The pickup uses a foil shielded cable with red, black, and a drain wire.  The red wire is the hot and the black wire is ground.  The uninsulated shield drain wire and the black wire should be twisted together and soldered to the ground point. To gain access to the wires the outer jacket must be removed.  This can be done several ways, but the recommended approach is to use a standard wire multi tool, these are readily available at hardware stores.


Using the 14 GA Solid 16 GA Stranded wire strip setting, hold the tool stationary and slowly clamp the jaws together to cut the jacket, after you do it a few times its easy to feel when the jacket is cut.
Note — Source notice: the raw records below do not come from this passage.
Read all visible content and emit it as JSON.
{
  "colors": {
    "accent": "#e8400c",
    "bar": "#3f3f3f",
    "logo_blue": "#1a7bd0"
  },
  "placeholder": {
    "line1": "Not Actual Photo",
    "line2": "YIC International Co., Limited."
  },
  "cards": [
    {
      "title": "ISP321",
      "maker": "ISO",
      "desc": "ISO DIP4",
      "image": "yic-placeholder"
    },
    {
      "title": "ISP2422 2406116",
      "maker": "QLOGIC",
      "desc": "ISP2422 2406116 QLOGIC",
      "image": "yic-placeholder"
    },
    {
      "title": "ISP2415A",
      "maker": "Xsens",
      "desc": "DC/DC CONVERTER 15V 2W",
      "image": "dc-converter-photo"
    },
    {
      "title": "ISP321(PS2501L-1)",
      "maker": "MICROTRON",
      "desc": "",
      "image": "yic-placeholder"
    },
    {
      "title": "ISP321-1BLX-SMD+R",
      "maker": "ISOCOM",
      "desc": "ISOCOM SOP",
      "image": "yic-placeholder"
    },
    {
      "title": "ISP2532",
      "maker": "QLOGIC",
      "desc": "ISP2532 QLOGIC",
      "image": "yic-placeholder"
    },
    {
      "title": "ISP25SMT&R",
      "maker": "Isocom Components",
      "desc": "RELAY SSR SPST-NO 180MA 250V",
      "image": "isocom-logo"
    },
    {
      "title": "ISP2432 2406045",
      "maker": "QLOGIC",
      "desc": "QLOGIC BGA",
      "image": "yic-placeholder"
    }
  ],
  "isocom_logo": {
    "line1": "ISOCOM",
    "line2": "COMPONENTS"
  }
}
The 3 interior wires are slightly smaller than a round 14 Gauge wire and will not be nicked from the clamping.  Now that the outer jacket is pierced, release some of the pressure on tool handle, and then the jacket can be pulled free and slide off the interior wires.  It is important to release some pressure or sometimes one of the wires can be nicked in the process.  It is recommended to practice this a couple time before the cable is cut to final length.

In addition to the shielded cable, it is recommended to shield the entire pickup cavity to the aluminum surround using adhesive backed copper shielding tape.  The aluminum side walls of the cavity should be grounded already, but the flat bottom may be bare wood or an ungrounded plate.  Apply the shielding tape so all surfaces have electrical continuity.  There are multiple videos on youtube that show this process, search “shielding a guitar”.

The recommended spacing of the pickup  from the strings is 1/8 inch to 3/16 inch from the top of the pickup to the bottom edge of the strings.  It works best to get the overall height set first for desired tone, and then adjust the pole pieces for balanced relative volume between the strings.

The design intent is that the majority of the pole pieces are flush with top of the pickup.  This creates the most even and efficient magnetic field to the strings, with the pole pieces working in concert with the two outer rows of magnets.  Therefore, if a particular string is louder than the others, adjust its pole piece down, rather than adjusting the others up.

These pickups are designed to operate into a resistance of 100K to 1 Meg ohms, and as with all pickups the tone will change somewhat depending on the resistance, with higher resistances being brighter.  If you use a 500K pot pedal into a Peavey amp with an input resistance of 220K, the pickup is operating into the parallel resistance of 153K ohms.  Active volume pedals often have an input resistance of 1 meg-ohm and will be brighter.  The resistance can also be easily varied by soldering a resistor across the output jack of your steel.  If you are using a active pedal with input resistance of 1 meg-ohm, and you solder a 220K resistor across the jack the pickup is now seeing a parallel resistance of 180K ohms.  There are also various preamps available where the input resistance is adjustable.

Below are frequency response graphs for the Z series pickups which were generated in circuit simulation software, and they illustrate what happens at different resistances.  As you can see, it’s predominantly the 2 kHz to 5 kHz range that is affected by the resistive loading.  Adjusting the resistance gives a different result than the adjusting the treble knob on your amp, which affects all frequencies above roughly 500 Hz.  One approach that I find works well is to set the amp treble so the lower strings have the correct tonal balance, and then adjust the pickup resistance to dial in the tonal balance on the high strings.  Since the pickup resistance is affecting only 2 kHz and above it has very little affect on the low string tonal balance.